In een gewest als Brussel is een meertalig onderwijs gevoelige materie. Gatz weet dat en hij hoedt er zich voor te dromen van een Brusselse minister van Onderwijs. Het siert hem dat hij niet denkt aan de afschaffing van de gemeenschappen, zoals de pleitbezorgers van ‘Bruxelles une région à part entière’ dat wel zouden willen. Maar hij citeert wel de betreurde Caroline Pauwels die het als rector van de VUB jammer vond dat het Brussels onderwijs niet meer aangepast is aan de meertalige realiteit. Met haar confrater van de ULB wilde zij een meertalige, secundaire school ondersteunen.

Samenwerking tussen de gemeenschappen

Gatz pleit in een eerste fase voor een samenwerking tussen de gemeenschappen, met de uitwisseling van leerkrachten. Een tweede idee is gedurfd origineel: de uitwisseling van scholieren die in een school van het andere linguïstiek regime een taalbad zouden krijgen. Hij pleit voor een samenwerkingsakkoord tussen de gemeenschapscommissies om tot meertalig onderwijs te komen.

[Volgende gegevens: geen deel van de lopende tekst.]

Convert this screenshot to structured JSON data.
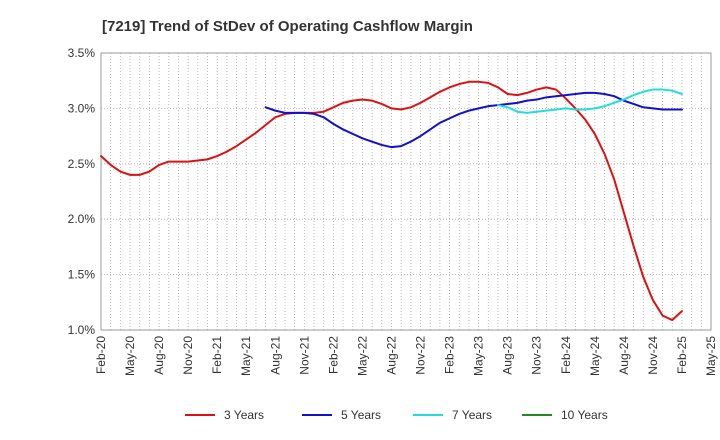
{
  "chart_data": {
    "type": "line",
    "title": "[7219]  Trend of StDev of Operating Cashflow Margin",
    "xlabel": "",
    "ylabel": "",
    "ylim": [
      1.0,
      3.5
    ],
    "y_ticks": [
      "1.0%",
      "1.5%",
      "2.0%",
      "2.5%",
      "3.0%",
      "3.5%"
    ],
    "y_tick_values": [
      1.0,
      1.5,
      2.0,
      2.5,
      3.0,
      3.5
    ],
    "x_ticks": [
      "Feb-20",
      "May-20",
      "Aug-20",
      "Nov-20",
      "Feb-21",
      "May-21",
      "Aug-21",
      "Nov-21",
      "Feb-22",
      "May-22",
      "Aug-22",
      "Nov-22",
      "Feb-23",
      "May-23",
      "Aug-23",
      "Nov-23",
      "Feb-24",
      "May-24",
      "Aug-24",
      "Nov-24",
      "Feb-25",
      "May-25"
    ],
    "grid": true,
    "legend_position": "bottom",
    "series": [
      {
        "name": "3 Years",
        "color": "#dd1111",
        "x": [
          "Feb-20",
          "Mar-20",
          "Apr-20",
          "May-20",
          "Jun-20",
          "Jul-20",
          "Aug-20",
          "Sep-20",
          "Oct-20",
          "Nov-20",
          "Dec-20",
          "Jan-21",
          "Feb-21",
          "Mar-21",
          "Apr-21",
          "May-21",
          "Jun-21",
          "Jul-21",
          "Aug-21",
          "Sep-21",
          "Oct-21",
          "Nov-21",
          "Dec-21",
          "Jan-22",
          "Feb-22",
          "Mar-22",
          "Apr-22",
          "May-22",
          "Jun-22",
          "Jul-22",
          "Aug-22",
          "Sep-22",
          "Oct-22",
          "Nov-22",
          "Dec-22",
          "Jan-23",
          "Feb-23",
          "Mar-23",
          "Apr-23",
          "May-23",
          "Jun-23",
          "Jul-23",
          "Aug-23",
          "Sep-23",
          "Oct-23",
          "Nov-23",
          "Dec-23",
          "Jan-24",
          "Feb-24",
          "Mar-24",
          "Apr-24",
          "May-24",
          "Jun-24",
          "Jul-24",
          "Aug-24",
          "Sep-24",
          "Oct-24",
          "Nov-24",
          "Dec-24",
          "Jan-25",
          "Feb-25"
        ],
        "values": [
          2.57,
          2.49,
          2.43,
          2.4,
          2.4,
          2.43,
          2.49,
          2.52,
          2.52,
          2.52,
          2.53,
          2.54,
          2.57,
          2.61,
          2.66,
          2.72,
          2.78,
          2.85,
          2.92,
          2.95,
          2.96,
          2.96,
          2.96,
          2.97,
          3.01,
          3.05,
          3.07,
          3.08,
          3.07,
          3.04,
          3.0,
          2.99,
          3.01,
          3.05,
          3.1,
          3.15,
          3.19,
          3.22,
          3.24,
          3.24,
          3.23,
          3.19,
          3.13,
          3.12,
          3.14,
          3.17,
          3.19,
          3.17,
          3.09,
          3.0,
          2.9,
          2.77,
          2.59,
          2.36,
          2.06,
          1.76,
          1.48,
          1.27,
          1.13,
          1.09,
          1.17
        ]
      },
      {
        "name": "5 Years",
        "color": "#1111cc",
        "x": [
          "Jul-21",
          "Aug-21",
          "Sep-21",
          "Oct-21",
          "Nov-21",
          "Dec-21",
          "Jan-22",
          "Feb-22",
          "Mar-22",
          "Apr-22",
          "May-22",
          "Jun-22",
          "Jul-22",
          "Aug-22",
          "Sep-22",
          "Oct-22",
          "Nov-22",
          "Dec-22",
          "Jan-23",
          "Feb-23",
          "Mar-23",
          "Apr-23",
          "May-23",
          "Jun-23",
          "Jul-23",
          "Aug-23",
          "Sep-23",
          "Oct-23",
          "Nov-23",
          "Dec-23",
          "Jan-24",
          "Feb-24",
          "Mar-24",
          "Apr-24",
          "May-24",
          "Jun-24",
          "Jul-24",
          "Aug-24",
          "Sep-24",
          "Oct-24",
          "Nov-24",
          "Dec-24",
          "Jan-25",
          "Feb-25"
        ],
        "values": [
          3.01,
          2.98,
          2.96,
          2.96,
          2.96,
          2.95,
          2.92,
          2.86,
          2.81,
          2.77,
          2.73,
          2.7,
          2.67,
          2.65,
          2.66,
          2.7,
          2.75,
          2.81,
          2.87,
          2.91,
          2.95,
          2.98,
          3.0,
          3.02,
          3.03,
          3.04,
          3.05,
          3.07,
          3.08,
          3.1,
          3.11,
          3.12,
          3.13,
          3.14,
          3.14,
          3.13,
          3.11,
          3.07,
          3.04,
          3.01,
          3.0,
          2.99,
          2.99,
          2.99
        ]
      },
      {
        "name": "7 Years",
        "color": "#22dddd",
        "x": [
          "Jul-23",
          "Aug-23",
          "Sep-23",
          "Oct-23",
          "Nov-23",
          "Dec-23",
          "Jan-24",
          "Feb-24",
          "Mar-24",
          "Apr-24",
          "May-24",
          "Jun-24",
          "Jul-24",
          "Aug-24",
          "Sep-24",
          "Oct-24",
          "Nov-24",
          "Dec-24",
          "Jan-25",
          "Feb-25"
        ],
        "values": [
          3.03,
          3.01,
          2.97,
          2.96,
          2.97,
          2.98,
          2.99,
          3.0,
          2.99,
          2.99,
          3.0,
          3.02,
          3.05,
          3.08,
          3.12,
          3.15,
          3.17,
          3.17,
          3.16,
          3.13
        ]
      },
      {
        "name": "10 Years",
        "color": "#228822",
        "x": [],
        "values": []
      }
    ]
  }
}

Men kan natuurlijk vinden dat Gatz niet ver genoeg meegaat met de radicale veranderingen van de hoofdstad. Maar de ware revolutionair laat zich soms kennen door slimme gematigdheid, door het haalbare te verkiezen op de niet realiseerbare utopie.

Raymond van het Groenewoud

Gatz gelooft ook dat culturele initiatieven de kennis over de andere gemeenschappen kunnen doen toenemen en de liefde voor meertaligheid doen groeien. Hij looft de Brusselse schouwburgen zoals KVS én het Théâtre National die voorstellingen in andere talen brengen met overtiteling. Op dat vlak is zeker nog veel te doen.

Het is hemeltergend hoe de RTBF bijvoorbeeld nooit enige Nederlandstalige muziek brengt. Geen Franstalige is het gegund om Raymond van het Groenewoud te leren kennen, terwijl luisteraars van de VRT vertrouwd zijn met Stromae of Angèle. Misschien moeten de programmatoren van de RTBF de Franse vertaling van Gatz’ werkstuk maar eens lezen…

De toekomst is meertalig. Brussel als blauwdruk is een boekje dat elke Vlaamse politicus met enige liefde voor onze hoofdstad op zak zou moeten hebben. En het kan een goede basis zijn voor latere onderhandelaars om met kennis van zake over Brussel te spreken.

Luckas Vander Taelen (1958) werkte als tv-regisseur, en was voor Groen schepen, Vlaams en Europees Parlementslid en senator.